The poem expresses feelings of lassitude and satiety to make the inevitability of death something to be accepted and even desired.
Not death itself, but rather the death-wish, is the theme of the poem.
Proserpine is seen as the goddess, not of death alone, but of all terminations, of all the 'minor deaths' - of day, of love, of the seasons - which make life painful, yet without which life would be unsupportable.
It is, paradoxically, 'too much love of living' that has produced this hymn in honour of death.
Swinburne's theme derives much of its power from the use of other parts of the myth.
For example, he contrasts the barren death-dealing Proserpine with the Proserpine whose periodical return to earth signifies the rebirth of Spring.
Proserpine is thus represented as a 'belle dame sans merci', menacing, even abhorrent, yet seductive and irresistible.

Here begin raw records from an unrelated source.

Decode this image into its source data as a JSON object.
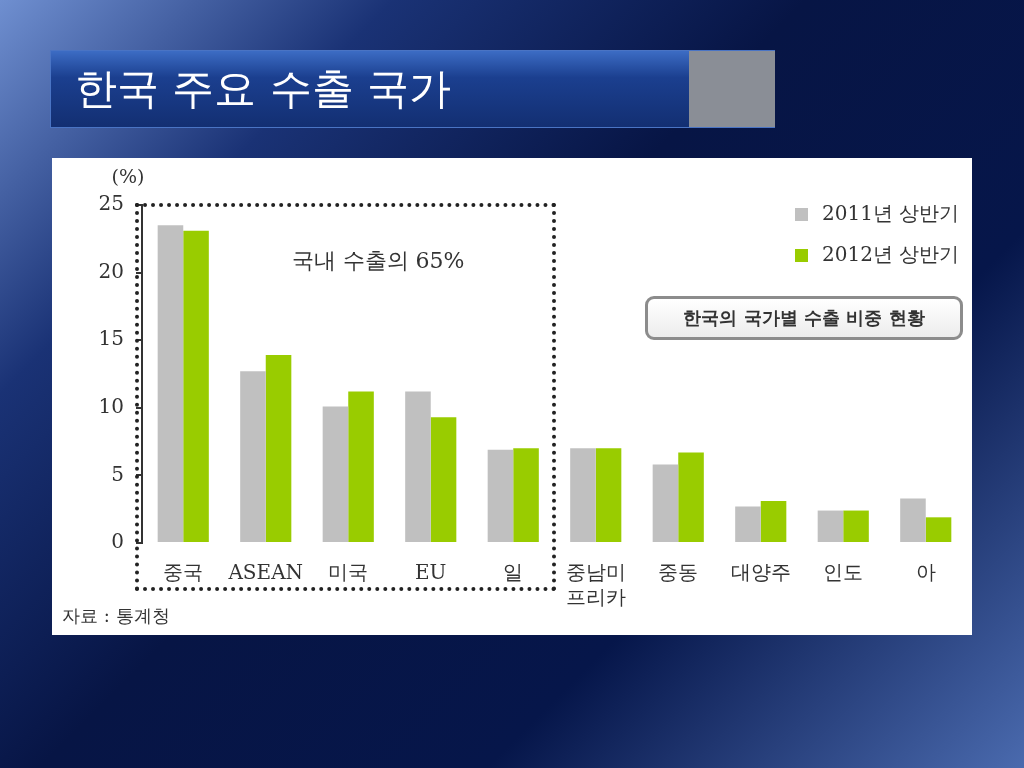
{
  "chart_data": {
    "type": "bar",
    "title": "한국 주요 수출 국가",
    "subtitle": "한국의 국가별 수출 비중 현황",
    "ylabel": "(%)",
    "categories": [
      "중국",
      "ASEAN",
      "미국",
      "EU",
      "일",
      "중남미\n프리카",
      "중동",
      "대양주",
      "인도",
      "아"
    ],
    "series": [
      {
        "name": "2011년 상반기",
        "color": "#c0c0c0",
        "values": [
          23.5,
          12.7,
          10.1,
          11.2,
          6.9,
          7.0,
          5.8,
          2.7,
          2.4,
          3.3
        ]
      },
      {
        "name": "2012년 상반기",
        "color": "#99cc00",
        "values": [
          23.1,
          13.9,
          11.2,
          9.3,
          7.0,
          7.0,
          6.7,
          3.1,
          2.4,
          1.9
        ]
      }
    ],
    "ylim": [
      0,
      25
    ],
    "yticks": [
      0,
      5,
      10,
      15,
      20,
      25
    ],
    "grid": false,
    "legend": "top right",
    "annotations": [
      "국내 수출의 65%",
      "자료 : 통계청"
    ]
  }
}
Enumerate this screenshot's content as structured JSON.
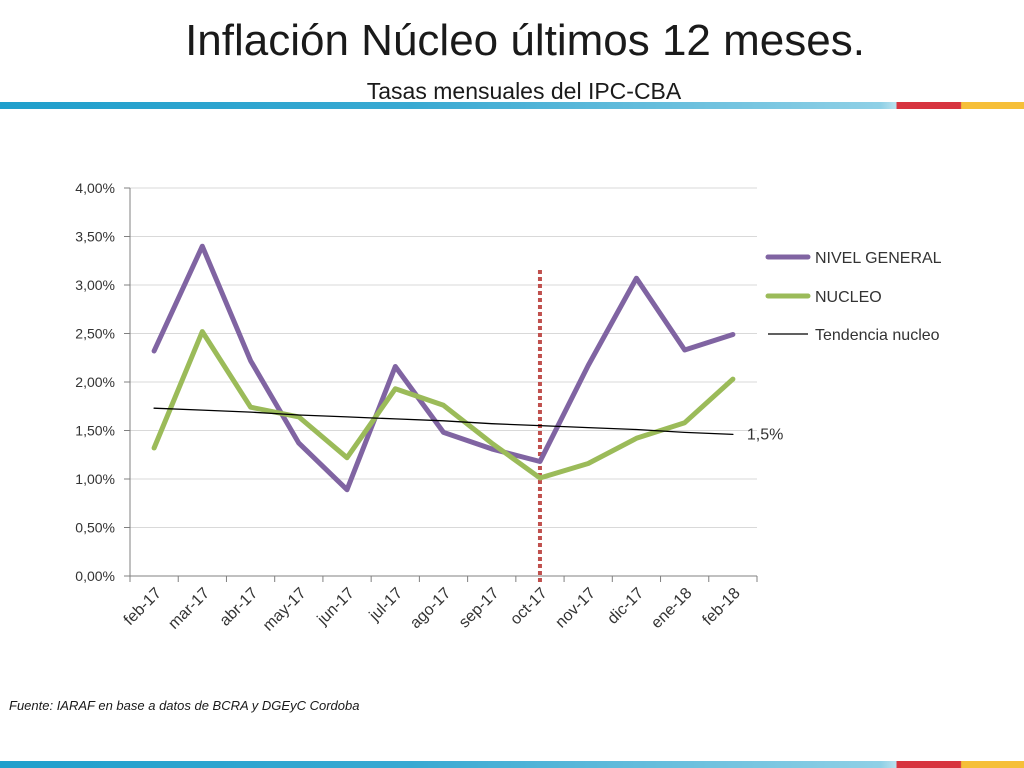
{
  "slide": {
    "title": "Inflación Núcleo últimos 12 meses.",
    "subtitle": "Tasas mensuales del IPC-CBA",
    "source": "Fuente: IARAF en base a datos de  BCRA y DGEyC Cordoba"
  },
  "colors": {
    "nivel_general": "#8064a2",
    "nucleo": "#9bbb59",
    "tendencia": "#000000",
    "marker": "#c0504d",
    "grid": "#d9d9d9"
  },
  "chart_data": {
    "type": "line",
    "categories": [
      "feb-17",
      "mar-17",
      "abr-17",
      "may-17",
      "jun-17",
      "jul-17",
      "ago-17",
      "sep-17",
      "oct-17",
      "nov-17",
      "dic-17",
      "ene-18",
      "feb-18"
    ],
    "series": [
      {
        "name": "NIVEL GENERAL",
        "values": [
          2.32,
          3.4,
          2.22,
          1.37,
          0.89,
          2.16,
          1.48,
          1.31,
          1.18,
          2.17,
          3.07,
          2.33,
          2.49
        ]
      },
      {
        "name": "NUCLEO",
        "values": [
          1.32,
          2.52,
          1.74,
          1.64,
          1.22,
          1.93,
          1.76,
          1.37,
          1.01,
          1.16,
          1.42,
          1.58,
          2.03
        ]
      },
      {
        "name": "Tendencia nucleo",
        "values": [
          1.73,
          1.71,
          1.69,
          1.66,
          1.64,
          1.62,
          1.6,
          1.57,
          1.55,
          1.53,
          1.51,
          1.48,
          1.46
        ]
      }
    ],
    "yticks": [
      "0,00%",
      "0,50%",
      "1,00%",
      "1,50%",
      "2,00%",
      "2,50%",
      "3,00%",
      "3,50%",
      "4,00%"
    ],
    "ylim": [
      0,
      4
    ],
    "ystep": 0.5,
    "grid": true,
    "legend_position": "right",
    "vertical_marker": {
      "category": "oct-17",
      "style": "dotted"
    },
    "annotation": {
      "text": "1,5%",
      "series": "Tendencia nucleo",
      "category": "feb-18"
    }
  }
}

The poem begins by establishing the contrast between the stillness of the Garden and the busy world of man; moves on to a description of the Garden itself, of Proserpine, and of her power over the world; and ends with an expression of relief at the ultimate cessation of all things.
The motifs and images are repeated, and the poem's success depends upon these repetitions.
Swinburne uses the resources of language - musical, imaginative, emotive - to evoke a mood.
The soporific, even hypnotic, effect of the repetitions perfectly matches the mood.
There are, for instance, the repeated images of flowers, leaves, fruit and corn which characterize both man's life on earth and the Garden itself.
The repetitions make for contrast: the fields of earth are green and growing, whereas Proserpine's fields are 'fruitless' with 'no growth of moor or coppice'.
But the repetitions also make for parallels: if Proserpine's buds and leaves are 'bloomless', earth too produces 'bloom buds of barren flowers'.
Repetition is also used for its sound-effect in such devices as anaphora, assonance and, above all, alliteration.
In the last three stanzas, sound and sense combine to convey an exact impression of the impermanence of things which makes life ultimately as barren as death.